If my predictions above turn out to be right, web 3.0 might actually turn out to be a “thing” after all. Some form of decentralized web might very well become the only way for humans to communicate with each other via computers. The only way to halt the information virus is to make the economic value of producing content negative. That actually sounds a lot like web 3.0 as I understood it! How this actually plays out is far harder to predict, but I see the solution for at least a few of the problems posed by the GPT “information virus” in crypto currencies.
Ending on a positive note
This post is pretty high on the “doom-and-gloom” meter. The thing is: the web as we knew it from the early 2000s has already been dying. This became forefront for me a few years ago when I realized that the best way to search Google was to prepend every search with “reddit” or to use YouTube. I think it is actually a positive development on the whole for our society to “get over” the old web.

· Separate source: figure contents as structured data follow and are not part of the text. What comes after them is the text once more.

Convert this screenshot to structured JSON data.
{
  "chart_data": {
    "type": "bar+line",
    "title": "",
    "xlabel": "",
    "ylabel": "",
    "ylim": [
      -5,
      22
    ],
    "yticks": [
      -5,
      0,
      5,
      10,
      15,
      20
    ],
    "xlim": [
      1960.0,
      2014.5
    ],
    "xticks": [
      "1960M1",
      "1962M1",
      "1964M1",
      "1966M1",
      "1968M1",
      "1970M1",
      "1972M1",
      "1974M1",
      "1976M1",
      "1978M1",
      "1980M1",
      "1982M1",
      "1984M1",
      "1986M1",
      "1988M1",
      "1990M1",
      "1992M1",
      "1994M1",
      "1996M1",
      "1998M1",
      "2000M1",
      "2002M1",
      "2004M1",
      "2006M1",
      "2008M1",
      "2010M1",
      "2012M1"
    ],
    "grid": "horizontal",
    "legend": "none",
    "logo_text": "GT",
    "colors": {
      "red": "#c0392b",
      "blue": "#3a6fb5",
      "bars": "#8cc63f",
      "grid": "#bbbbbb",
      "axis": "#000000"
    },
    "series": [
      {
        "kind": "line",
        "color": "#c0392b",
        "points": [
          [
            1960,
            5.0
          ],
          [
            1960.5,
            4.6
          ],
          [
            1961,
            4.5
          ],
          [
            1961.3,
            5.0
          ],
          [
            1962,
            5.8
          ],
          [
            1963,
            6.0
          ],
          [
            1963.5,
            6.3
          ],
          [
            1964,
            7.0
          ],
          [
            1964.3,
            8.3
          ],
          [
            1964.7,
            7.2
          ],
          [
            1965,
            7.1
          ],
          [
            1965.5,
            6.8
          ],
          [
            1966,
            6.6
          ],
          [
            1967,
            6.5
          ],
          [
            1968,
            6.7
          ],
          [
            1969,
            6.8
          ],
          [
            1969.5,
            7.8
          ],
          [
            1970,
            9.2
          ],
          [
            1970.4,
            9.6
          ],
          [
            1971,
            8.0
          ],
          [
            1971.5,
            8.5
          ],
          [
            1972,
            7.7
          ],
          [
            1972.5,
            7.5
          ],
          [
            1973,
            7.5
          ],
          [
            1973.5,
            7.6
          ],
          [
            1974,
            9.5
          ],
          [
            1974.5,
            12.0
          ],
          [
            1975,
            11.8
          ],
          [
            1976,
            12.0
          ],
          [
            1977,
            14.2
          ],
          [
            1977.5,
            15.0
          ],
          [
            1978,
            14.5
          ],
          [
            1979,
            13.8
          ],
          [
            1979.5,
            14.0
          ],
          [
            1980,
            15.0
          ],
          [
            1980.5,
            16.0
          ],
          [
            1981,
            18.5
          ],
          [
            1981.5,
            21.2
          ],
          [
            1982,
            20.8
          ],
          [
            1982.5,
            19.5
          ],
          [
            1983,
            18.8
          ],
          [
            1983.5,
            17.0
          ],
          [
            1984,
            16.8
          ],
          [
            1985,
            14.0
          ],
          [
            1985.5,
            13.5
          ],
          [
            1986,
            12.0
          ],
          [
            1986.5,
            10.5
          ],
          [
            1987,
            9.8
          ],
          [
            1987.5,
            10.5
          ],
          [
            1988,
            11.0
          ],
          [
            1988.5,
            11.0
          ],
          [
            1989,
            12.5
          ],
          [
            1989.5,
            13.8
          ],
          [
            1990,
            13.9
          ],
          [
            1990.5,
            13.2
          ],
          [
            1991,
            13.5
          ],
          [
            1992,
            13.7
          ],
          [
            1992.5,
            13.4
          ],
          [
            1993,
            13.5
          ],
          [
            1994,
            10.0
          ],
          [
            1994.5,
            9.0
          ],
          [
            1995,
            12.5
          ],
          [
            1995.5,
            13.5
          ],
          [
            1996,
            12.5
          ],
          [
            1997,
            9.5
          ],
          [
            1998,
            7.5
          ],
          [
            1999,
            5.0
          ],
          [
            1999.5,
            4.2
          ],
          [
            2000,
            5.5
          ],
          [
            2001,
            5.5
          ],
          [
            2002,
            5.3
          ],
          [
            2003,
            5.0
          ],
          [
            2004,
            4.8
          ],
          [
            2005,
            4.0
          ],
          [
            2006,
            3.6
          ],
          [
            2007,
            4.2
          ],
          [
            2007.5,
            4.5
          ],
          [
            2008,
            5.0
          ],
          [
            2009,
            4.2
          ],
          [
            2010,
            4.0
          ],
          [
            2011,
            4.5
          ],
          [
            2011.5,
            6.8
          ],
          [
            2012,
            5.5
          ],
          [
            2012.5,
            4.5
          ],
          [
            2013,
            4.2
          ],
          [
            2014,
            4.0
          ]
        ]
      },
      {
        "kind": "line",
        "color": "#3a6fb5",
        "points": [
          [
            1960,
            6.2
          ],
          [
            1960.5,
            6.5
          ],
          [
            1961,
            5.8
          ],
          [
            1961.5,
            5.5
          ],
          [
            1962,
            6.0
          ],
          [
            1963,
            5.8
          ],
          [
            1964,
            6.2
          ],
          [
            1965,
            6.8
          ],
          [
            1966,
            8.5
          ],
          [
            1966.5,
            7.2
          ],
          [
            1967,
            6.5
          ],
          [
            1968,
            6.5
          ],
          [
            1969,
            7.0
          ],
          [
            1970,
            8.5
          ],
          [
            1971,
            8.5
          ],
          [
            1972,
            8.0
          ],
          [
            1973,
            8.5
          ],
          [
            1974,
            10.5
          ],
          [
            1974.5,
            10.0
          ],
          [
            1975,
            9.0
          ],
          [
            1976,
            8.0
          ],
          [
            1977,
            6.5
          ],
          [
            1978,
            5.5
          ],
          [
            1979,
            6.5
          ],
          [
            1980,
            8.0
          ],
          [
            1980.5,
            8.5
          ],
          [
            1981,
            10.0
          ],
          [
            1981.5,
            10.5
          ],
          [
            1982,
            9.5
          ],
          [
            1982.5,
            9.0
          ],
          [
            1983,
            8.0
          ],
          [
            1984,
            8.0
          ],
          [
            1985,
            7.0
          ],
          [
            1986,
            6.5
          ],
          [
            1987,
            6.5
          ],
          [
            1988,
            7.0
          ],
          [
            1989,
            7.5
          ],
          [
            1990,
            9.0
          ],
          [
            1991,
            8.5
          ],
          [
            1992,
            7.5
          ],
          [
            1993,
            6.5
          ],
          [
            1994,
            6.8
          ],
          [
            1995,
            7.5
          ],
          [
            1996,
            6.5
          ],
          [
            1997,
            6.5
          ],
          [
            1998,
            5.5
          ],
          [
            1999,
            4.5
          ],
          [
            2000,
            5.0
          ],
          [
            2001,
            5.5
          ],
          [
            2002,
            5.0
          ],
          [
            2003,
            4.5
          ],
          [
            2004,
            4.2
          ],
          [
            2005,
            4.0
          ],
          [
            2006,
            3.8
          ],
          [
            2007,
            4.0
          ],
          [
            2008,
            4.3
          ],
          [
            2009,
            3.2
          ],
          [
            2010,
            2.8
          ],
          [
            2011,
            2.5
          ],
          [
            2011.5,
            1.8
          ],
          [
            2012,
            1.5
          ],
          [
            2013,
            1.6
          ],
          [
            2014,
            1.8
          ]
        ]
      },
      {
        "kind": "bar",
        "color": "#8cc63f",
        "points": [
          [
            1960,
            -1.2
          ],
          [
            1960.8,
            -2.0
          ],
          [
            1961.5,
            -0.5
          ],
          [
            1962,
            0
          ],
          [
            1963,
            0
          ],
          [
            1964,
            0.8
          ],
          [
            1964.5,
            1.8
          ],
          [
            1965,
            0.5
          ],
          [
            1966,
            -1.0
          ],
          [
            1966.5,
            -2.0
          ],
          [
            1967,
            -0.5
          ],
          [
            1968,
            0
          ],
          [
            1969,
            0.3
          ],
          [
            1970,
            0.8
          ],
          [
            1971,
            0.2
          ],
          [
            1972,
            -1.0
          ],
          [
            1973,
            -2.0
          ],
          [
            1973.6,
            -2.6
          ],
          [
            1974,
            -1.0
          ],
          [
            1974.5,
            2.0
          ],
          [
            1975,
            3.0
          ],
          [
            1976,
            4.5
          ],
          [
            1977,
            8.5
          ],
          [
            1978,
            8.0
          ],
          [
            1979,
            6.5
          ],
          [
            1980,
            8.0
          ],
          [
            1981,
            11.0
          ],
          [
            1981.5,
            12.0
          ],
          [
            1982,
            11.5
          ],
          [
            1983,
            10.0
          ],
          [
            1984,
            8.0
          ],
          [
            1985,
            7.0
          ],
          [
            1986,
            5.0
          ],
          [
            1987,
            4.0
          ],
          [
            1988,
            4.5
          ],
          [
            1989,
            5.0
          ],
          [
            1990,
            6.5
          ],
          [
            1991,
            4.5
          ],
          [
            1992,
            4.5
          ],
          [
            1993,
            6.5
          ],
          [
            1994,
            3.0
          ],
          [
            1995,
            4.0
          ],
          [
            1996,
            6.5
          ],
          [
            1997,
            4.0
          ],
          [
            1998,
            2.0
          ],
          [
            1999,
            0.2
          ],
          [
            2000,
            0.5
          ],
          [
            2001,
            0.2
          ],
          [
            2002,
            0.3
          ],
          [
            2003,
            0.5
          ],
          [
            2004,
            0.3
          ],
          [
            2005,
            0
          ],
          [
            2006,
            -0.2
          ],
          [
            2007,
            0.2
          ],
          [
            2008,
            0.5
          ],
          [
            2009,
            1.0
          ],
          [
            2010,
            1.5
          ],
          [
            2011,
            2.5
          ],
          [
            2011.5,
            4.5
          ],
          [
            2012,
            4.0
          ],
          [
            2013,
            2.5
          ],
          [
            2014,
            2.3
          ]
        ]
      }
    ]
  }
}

I can’t say for sure what is to come is going to be better, but I’m pretty sure that what exists now is not worth saving.
Outside of the fate of the web, I see GPT as a monumental force of good. In a few short years, every human being will be able to put a compressed version of all human knowledge on a USB stick and carry it out their front door. Everyone will have access to an “extremely good” source of information about math, science, medicine, programming, etc – indexed with an interface that can be accessed via natural language. Yes, it will be flawed – but it will still be very valuable to real people.
That is incredibly exciting to me. I think human society as a whole will take a leap forward as a result of this.